Redux is a state management tool which helps us manage data for our applications. It exists in a strange space between the front and back end of an application which often confuses beginners about its role in an application. To clarify, let’s look at an example use case.

A back end developer has implemented a REST API which opens up the database of the application for use on the front end. An example of the REST API may be the WordPress API, Netlify or Mongo DB. The front end developer will then use Redux to pull this data into the front end of the application. The front end developer will likely utilise a user interface library such as React which they connect to Redux to create an automatically updating User Interface.

Considering redux is just plain JavaScript, it is possible that the backend developer could use Redux to store data in the database but there are much better methods for the back end of the application so I would advise you just think of Redux as a front end library.

It’s also worth noting that Redux isn’t always necessary, whereby if an application has a simple data structure, the React state management, such as the Context API, or just passing it down through props, is often enough.

Having provided some context to where Redux sits in the web development let’s look at it in more detail.

Redux is a surprisingly small library, and at it’s most basic it can be written in 97 lines of code.
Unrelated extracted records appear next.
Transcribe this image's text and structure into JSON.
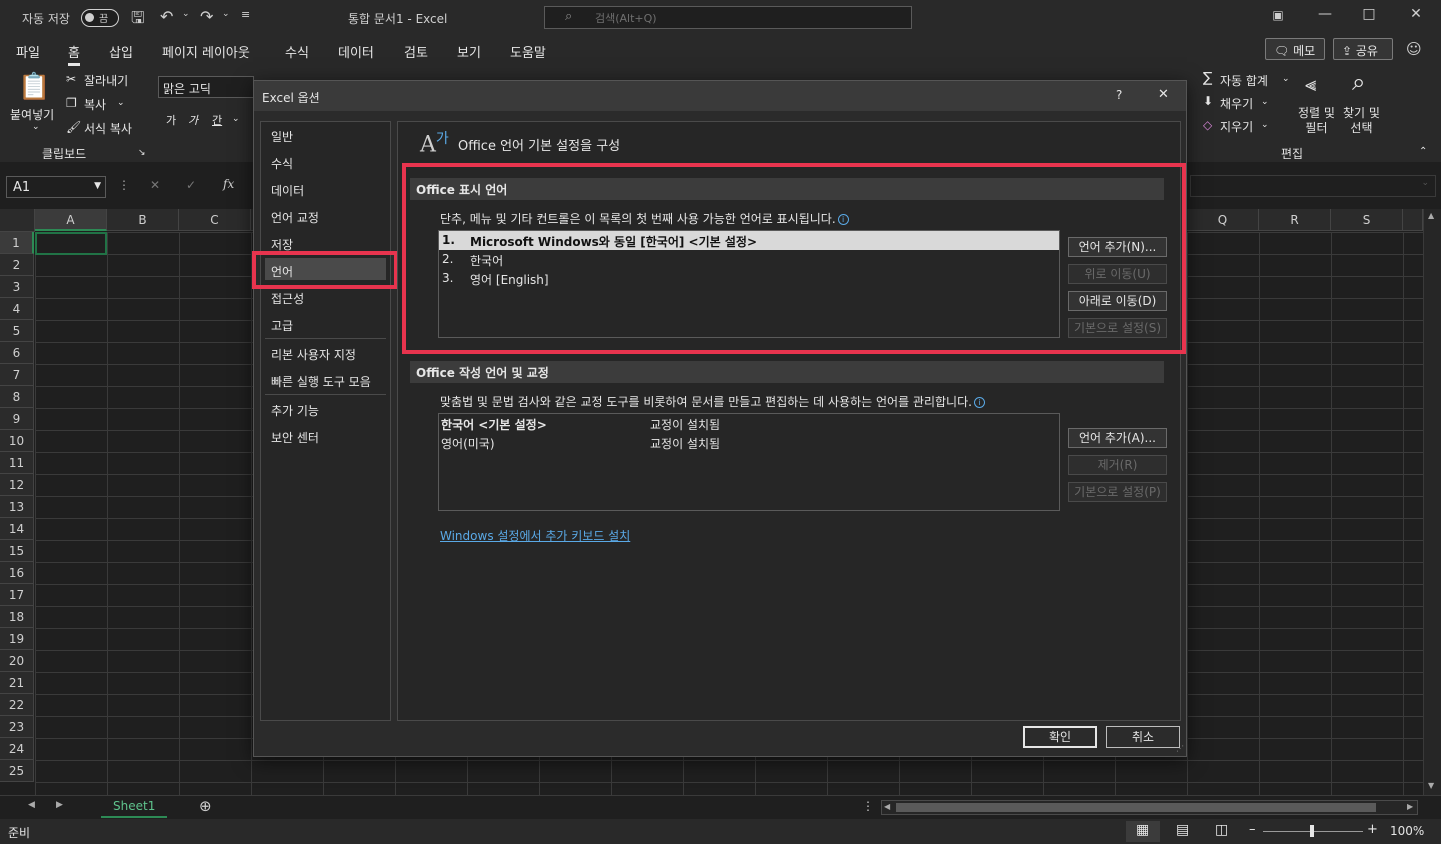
{
  "titlebar": {
    "autosave_label": "자동 저장",
    "autosave_state": "끔",
    "doc_title": "통합 문서1  -  Excel",
    "search_placeholder": "검색(Alt+Q)"
  },
  "menu": {
    "items": [
      "파일",
      "홈",
      "삽입",
      "페이지 레이아웃",
      "수식",
      "데이터",
      "검토",
      "보기",
      "도움말"
    ],
    "active": "홈",
    "memo_label": "메모",
    "share_label": "공유"
  },
  "ribbon": {
    "paste_label": "붙여넣기",
    "cut_label": "잘라내기",
    "copy_label": "복사",
    "format_painter_label": "서식 복사",
    "clipboard_group": "클립보드",
    "font_name": "맑은 고딕",
    "font_sizes": [
      "가",
      "가",
      "간"
    ],
    "autosum_label": "자동 합계",
    "fill_label": "채우기",
    "clear_label": "지우기",
    "sort_filter_label": "정렬 및\n필터",
    "find_select_label": "찾기 및\n선택",
    "editing_group": "편집"
  },
  "formula": {
    "namebox": "A1",
    "fx": "fx"
  },
  "grid": {
    "columns_left": [
      "A",
      "B",
      "C"
    ],
    "columns_right": [
      "Q",
      "R",
      "S"
    ],
    "rows": [
      "1",
      "2",
      "3",
      "4",
      "5",
      "6",
      "7",
      "8",
      "9",
      "10",
      "11",
      "12",
      "13",
      "14",
      "15",
      "16",
      "17",
      "18",
      "19",
      "20",
      "21",
      "22",
      "23",
      "24",
      "25"
    ]
  },
  "sheets": {
    "tabs": [
      "Sheet1"
    ]
  },
  "status": {
    "ready": "준비",
    "zoom": "100%"
  },
  "dialog": {
    "title": "Excel 옵션",
    "help": "?",
    "close": "✕",
    "nav": [
      "일반",
      "수식",
      "데이터",
      "언어 교정",
      "저장",
      "언어",
      "접근성",
      "고급",
      "리본 사용자 지정",
      "빠른 실행 도구 모음",
      "추가 기능",
      "보안 센터"
    ],
    "selected_nav": "언어",
    "heading": "Office 언어 기본 설정을 구성",
    "display": {
      "header": "Office 표시 언어",
      "description": "단추, 메뉴 및 기타 컨트롤은 이 목록의 첫 번째 사용 가능한 언어로 표시됩니다.",
      "items": [
        {
          "num": "1.",
          "name": "Microsoft Windows와 동일 [한국어] <기본 설정>"
        },
        {
          "num": "2.",
          "name": "한국어"
        },
        {
          "num": "3.",
          "name": "영어 [English]"
        }
      ],
      "buttons": {
        "add": "언어 추가(N)...",
        "move_up": "위로 이동(U)",
        "move_down": "아래로 이동(D)",
        "set_default": "기본으로 설정(S)"
      }
    },
    "authoring": {
      "header": "Office 작성 언어 및 교정",
      "description": "맞춤법 및 문법 검사와 같은 교정 도구를 비롯하여 문서를 만들고 편집하는 데 사용하는 언어를 관리합니다.",
      "items": [
        {
          "name": "한국어 <기본 설정>",
          "status": "교정이 설치됨"
        },
        {
          "name": "영어(미국)",
          "status": "교정이 설치됨"
        }
      ],
      "buttons": {
        "add": "언어 추가(A)...",
        "remove": "제거(R)",
        "set_default": "기본으로 설정(P)"
      }
    },
    "keyboard_link": "Windows 설정에서 추가 키보드 설치",
    "ok": "확인",
    "cancel": "취소"
  },
  "colors": {
    "highlight": "#e8344e",
    "link": "#5aa9e6",
    "selected_cell_border": "#217346"
  }
}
Take a look at this code written by Dan Abramov, the creator of Redux – Redux Simplified. As you can see there isn’t too much of it. Of course, you aren’t expected to be able to understand it from looking at that, but you should take confidence that the concepts, when boiled down are relatively simple.

Before reading this article, I would advise that you should have a good understanding of JavaScript and also of functional programming. If you don’t understand functional programming, I would recommend reading my two-part series on it – Functional Programming Part 1. Redux is based on the concepts of functional programming and it will help you follow along. Having got that out the way, let’s dive into Redux!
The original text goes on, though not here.